3. Beurteilung mangelnder Einheitlichkeit der Erfindung
3.1. Allgemeiner Ansatz – Inhalt der Ansprüche
Dies ist die 9. Ausgabe (2019) dieser Publikation; für die 10. Ausgabe (2022) siehe hier |
Nach Art. 3 (4) iii) PCT hat eine internationale Anmeldung "den vorgeschriebenen Anforderungen an die Einheitlichkeit der Erfindung", die im Einzelnen in R. 13 PCT niedergelegt sind, zu entsprechen. Im EPÜ sind die Anforderungen an die Einheitlichkeit in Art. 82 EPÜ und R. 44 EPÜ zu finden.

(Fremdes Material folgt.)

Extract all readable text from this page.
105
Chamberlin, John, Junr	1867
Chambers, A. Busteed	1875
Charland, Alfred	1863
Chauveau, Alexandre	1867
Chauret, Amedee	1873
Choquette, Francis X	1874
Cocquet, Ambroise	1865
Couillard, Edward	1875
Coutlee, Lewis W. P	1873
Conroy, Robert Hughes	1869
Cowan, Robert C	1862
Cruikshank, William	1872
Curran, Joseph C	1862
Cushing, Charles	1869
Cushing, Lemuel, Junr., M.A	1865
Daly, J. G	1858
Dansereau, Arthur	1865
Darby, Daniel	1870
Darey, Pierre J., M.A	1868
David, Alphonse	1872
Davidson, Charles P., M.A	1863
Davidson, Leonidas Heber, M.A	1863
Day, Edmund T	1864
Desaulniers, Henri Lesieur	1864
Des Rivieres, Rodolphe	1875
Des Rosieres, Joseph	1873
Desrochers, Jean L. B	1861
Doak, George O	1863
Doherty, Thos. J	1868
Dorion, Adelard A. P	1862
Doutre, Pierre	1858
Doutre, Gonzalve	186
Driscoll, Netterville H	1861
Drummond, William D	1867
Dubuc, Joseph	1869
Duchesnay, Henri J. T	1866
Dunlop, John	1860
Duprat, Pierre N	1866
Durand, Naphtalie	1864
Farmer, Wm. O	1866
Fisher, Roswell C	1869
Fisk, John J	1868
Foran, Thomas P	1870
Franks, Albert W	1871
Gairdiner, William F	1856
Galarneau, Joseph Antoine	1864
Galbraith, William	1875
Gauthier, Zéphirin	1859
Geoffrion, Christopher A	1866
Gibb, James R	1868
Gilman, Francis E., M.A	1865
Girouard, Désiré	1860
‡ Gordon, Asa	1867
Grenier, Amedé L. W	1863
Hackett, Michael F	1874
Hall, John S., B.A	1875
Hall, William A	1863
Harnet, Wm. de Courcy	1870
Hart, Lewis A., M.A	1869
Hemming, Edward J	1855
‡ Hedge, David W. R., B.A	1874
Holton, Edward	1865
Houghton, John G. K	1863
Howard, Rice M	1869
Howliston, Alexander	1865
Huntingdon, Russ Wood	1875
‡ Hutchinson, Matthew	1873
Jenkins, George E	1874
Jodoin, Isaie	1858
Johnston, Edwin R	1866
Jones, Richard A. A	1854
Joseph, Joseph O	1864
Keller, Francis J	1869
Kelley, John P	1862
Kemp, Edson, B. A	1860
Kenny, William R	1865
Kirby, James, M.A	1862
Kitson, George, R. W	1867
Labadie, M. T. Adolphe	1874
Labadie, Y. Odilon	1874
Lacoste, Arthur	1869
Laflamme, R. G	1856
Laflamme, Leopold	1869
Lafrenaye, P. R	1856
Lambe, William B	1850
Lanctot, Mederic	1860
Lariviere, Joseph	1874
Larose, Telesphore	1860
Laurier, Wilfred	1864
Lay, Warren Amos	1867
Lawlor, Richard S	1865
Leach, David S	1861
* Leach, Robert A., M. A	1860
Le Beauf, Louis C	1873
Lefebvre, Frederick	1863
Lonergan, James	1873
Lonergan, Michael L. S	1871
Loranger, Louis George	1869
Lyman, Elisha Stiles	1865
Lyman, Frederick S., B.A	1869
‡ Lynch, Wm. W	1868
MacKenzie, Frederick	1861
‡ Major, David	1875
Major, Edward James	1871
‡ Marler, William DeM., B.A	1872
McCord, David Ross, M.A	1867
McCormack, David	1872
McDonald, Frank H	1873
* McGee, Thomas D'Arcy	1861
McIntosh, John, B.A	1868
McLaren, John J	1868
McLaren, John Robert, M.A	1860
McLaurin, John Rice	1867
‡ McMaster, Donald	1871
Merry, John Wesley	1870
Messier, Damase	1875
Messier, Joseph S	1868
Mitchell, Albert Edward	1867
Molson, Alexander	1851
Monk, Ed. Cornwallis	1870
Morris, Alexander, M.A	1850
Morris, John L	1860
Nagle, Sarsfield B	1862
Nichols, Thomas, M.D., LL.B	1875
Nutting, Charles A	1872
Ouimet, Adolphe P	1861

In W 6/97 wurde festgestellt, dass die Einheitlichkeit einer Erfindung anhand des Inhalts der Ansprüche beurteilt werden muss, wobei diese im Lichte der Beschreibung sowie etwaiger Zeichnungen auszulegen sind. Die Kammer bezog sich auf Anlage B, Teil 1 b) der PCT-Verwaltungsvorschriften (entspricht Anlage B, Absatz b) in der seit 1.1.2019 geltenden Fassung), in dem dieser Grundsatz aufgestellt wird, und führte aus, die Verwaltungsvorschriften seien nicht nur für die ISA, sondern auch für die Beschwerdekammer in ihrer (ehemaligen) Eigenschaft als "Ausschuss aus drei Mitgliedern" gemäß R. 40.2 c) und e) PCT verbindlich (s. G 1/89, ABl. 1991, 155; zum 1.4.2005 wurden die Verweise auf den "Ausschuss aus drei Mitgliedern" in der Ausführungsordnung zum PCT durch Verweise auf das "Überprüfungsgremium" ersetzt – s. auch dieses Kapitel II.B.1. "Einleitung").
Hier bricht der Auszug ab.